The same sort of notion could possibly be introduced in relation to the provision of public housing and the distribution of agricultural land to farmers. You could have a situation where instead of the Land Commission taking over estates and distributing them the small farmers who need land could be given title to long term loans at subsidised interest rates. They could then go into the market place themselves, bid for the land and get it against competition with this extra help. This might lead to a more efficient distribution of resources than the present system where everything is centralised, divided up and files sent up to Dublin and so forth. Obviously there would be very great administrative problems in doing anything of that nature but it is something which needs to be looked at.
In areas where we decide we need to increase public expenditure on a particular item we can ask ourselves if it is necessary to achieve this objective by the creation of a new, pensionable position in the public service for a person who will have to remain in the public service long after the particular scheme in question is no longer necessary. The fact that it has been deemed necessary, traditionally, always to create new permanent posts to do new work, although the work may be only of a relatively temporary character, has perhaps contributed to the growth in the public sector. We could, perhaps, get over that by providing increased services by the use of independent contractors and by employing people on a contract of employment rather than in a permanent post.
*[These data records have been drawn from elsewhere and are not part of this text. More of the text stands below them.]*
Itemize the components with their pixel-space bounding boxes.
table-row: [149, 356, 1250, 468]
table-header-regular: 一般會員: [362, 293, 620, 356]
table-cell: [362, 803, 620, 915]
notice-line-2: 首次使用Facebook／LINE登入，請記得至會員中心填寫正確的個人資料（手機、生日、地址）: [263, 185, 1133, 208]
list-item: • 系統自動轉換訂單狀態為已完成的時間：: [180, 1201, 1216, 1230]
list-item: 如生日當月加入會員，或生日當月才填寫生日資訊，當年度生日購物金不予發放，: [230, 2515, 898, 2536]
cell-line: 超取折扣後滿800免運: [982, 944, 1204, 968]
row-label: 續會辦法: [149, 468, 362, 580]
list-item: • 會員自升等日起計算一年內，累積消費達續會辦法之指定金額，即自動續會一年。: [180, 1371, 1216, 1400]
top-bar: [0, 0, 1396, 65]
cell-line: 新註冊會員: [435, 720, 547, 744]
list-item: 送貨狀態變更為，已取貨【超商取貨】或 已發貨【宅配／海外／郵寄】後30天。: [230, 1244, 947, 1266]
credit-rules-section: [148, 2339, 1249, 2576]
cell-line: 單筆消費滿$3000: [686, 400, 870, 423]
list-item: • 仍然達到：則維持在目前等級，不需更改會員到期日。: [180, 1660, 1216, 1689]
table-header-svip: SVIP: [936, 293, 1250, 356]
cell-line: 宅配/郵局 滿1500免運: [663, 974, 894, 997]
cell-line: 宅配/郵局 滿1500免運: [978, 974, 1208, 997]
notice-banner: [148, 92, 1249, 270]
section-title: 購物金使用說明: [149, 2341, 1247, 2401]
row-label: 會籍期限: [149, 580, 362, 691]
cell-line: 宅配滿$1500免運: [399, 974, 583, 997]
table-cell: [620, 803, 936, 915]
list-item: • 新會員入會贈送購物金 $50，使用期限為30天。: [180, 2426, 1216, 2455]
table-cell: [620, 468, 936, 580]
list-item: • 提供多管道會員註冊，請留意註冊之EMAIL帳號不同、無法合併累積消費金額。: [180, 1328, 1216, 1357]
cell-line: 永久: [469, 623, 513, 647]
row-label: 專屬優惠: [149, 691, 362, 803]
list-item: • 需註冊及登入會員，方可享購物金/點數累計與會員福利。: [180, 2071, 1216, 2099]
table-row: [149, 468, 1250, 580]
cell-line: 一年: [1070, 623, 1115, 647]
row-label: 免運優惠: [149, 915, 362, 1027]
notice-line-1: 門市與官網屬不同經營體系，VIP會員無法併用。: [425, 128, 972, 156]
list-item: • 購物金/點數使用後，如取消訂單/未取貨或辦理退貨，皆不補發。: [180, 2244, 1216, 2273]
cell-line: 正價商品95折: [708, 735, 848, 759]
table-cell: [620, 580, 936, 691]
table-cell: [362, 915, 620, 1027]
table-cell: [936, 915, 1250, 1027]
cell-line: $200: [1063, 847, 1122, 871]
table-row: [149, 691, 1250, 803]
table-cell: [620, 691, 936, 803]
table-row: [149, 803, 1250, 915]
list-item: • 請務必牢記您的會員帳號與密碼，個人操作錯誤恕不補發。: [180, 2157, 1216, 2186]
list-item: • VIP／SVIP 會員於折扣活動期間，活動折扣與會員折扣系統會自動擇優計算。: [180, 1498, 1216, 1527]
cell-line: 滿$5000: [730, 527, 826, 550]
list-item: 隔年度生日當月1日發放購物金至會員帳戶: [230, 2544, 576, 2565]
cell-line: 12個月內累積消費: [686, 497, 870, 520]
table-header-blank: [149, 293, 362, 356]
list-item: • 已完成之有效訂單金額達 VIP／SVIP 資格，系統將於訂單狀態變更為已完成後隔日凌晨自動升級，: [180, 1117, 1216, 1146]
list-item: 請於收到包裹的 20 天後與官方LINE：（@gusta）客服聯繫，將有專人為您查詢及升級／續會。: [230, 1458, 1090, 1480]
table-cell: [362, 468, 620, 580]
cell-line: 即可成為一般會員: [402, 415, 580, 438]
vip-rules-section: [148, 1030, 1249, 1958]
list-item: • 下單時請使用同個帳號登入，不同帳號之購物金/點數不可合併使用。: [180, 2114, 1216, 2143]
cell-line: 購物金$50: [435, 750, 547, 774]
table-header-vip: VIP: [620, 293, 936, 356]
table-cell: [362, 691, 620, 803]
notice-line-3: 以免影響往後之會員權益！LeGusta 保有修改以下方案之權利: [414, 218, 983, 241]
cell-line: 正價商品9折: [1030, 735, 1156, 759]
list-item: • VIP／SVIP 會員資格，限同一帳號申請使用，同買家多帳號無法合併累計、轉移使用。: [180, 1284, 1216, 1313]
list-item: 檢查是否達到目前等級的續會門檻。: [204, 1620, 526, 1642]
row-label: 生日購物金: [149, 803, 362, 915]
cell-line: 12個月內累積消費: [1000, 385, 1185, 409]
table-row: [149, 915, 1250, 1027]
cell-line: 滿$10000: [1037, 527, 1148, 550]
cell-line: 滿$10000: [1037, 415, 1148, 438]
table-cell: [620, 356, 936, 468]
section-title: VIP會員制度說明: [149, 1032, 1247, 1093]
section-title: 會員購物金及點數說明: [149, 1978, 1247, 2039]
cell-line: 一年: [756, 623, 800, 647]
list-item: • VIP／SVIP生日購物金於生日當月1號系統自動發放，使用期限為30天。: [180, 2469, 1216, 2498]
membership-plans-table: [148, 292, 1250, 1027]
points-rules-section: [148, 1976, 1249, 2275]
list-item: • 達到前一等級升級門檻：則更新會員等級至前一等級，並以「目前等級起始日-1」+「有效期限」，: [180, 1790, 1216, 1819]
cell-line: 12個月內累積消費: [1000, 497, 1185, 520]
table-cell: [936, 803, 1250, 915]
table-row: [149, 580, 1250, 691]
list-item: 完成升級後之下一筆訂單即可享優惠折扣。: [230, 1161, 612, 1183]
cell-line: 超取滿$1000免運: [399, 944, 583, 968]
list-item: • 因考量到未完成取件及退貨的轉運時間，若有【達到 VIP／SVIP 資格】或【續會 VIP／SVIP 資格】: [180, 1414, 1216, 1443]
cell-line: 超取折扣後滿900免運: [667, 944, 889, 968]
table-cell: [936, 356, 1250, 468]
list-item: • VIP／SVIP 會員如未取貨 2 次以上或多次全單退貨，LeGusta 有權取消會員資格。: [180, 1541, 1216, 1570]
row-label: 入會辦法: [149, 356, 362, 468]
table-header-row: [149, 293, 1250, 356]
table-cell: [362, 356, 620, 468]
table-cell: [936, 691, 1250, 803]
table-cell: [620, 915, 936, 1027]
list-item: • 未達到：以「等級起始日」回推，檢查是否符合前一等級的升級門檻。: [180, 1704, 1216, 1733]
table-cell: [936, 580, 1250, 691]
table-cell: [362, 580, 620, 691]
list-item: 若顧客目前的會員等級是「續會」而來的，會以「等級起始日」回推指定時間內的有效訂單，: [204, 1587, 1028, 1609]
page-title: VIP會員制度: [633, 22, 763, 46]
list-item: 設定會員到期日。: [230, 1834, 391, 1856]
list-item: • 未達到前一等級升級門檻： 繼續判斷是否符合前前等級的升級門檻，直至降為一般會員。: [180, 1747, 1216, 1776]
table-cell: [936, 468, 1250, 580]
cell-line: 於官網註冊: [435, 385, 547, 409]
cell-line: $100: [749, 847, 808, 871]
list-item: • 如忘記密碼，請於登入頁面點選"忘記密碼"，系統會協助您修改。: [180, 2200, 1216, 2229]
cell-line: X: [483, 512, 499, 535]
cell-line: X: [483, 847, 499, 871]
We need to look generally at our social security schemes and our income tax schemes to see if they can be integrated more and have less administrative costs arising from administering them separately. I have been given obviously a few personal ideas as to how, in my view, we could in the long run introduce procedures which would give us greater control over the growth in public spending in the House and have more public information about the impact of decisions to spend. In the long run this would lead to a more balanced economy and a more balanced relationship within the economy between the public sector and the private sector. I believe the size of the private sector need not necessarily be a divisive issue between the left and the right. One can very often, if one is a little more efficient about it and if one applies business-like principles, achieve many of the social objectives in which the left are interested without diminishing the freedom of the private sector in which the right are interested. This can be achieved in the area of public spending and by the review of public spending in the long run. There is room to achieve those twin objectives without conflict.
It is clear from the budget speech that this overall review of public spending is taking place. In the firm line he has taken regarding the creation of new posts in the public service the Minister has shown that he is prepared to face up to some of the underlying reasons for the growth in public spending. From the detailed review taking place now there are reasons to be hopeful that in the long term we will overcome this recession and the problems it has created for us, and that one beneficial legacy of the recession may be a more realistic attitude to the role of the public sector. That is something which I and, presumably, Deputies on all sides would welcome.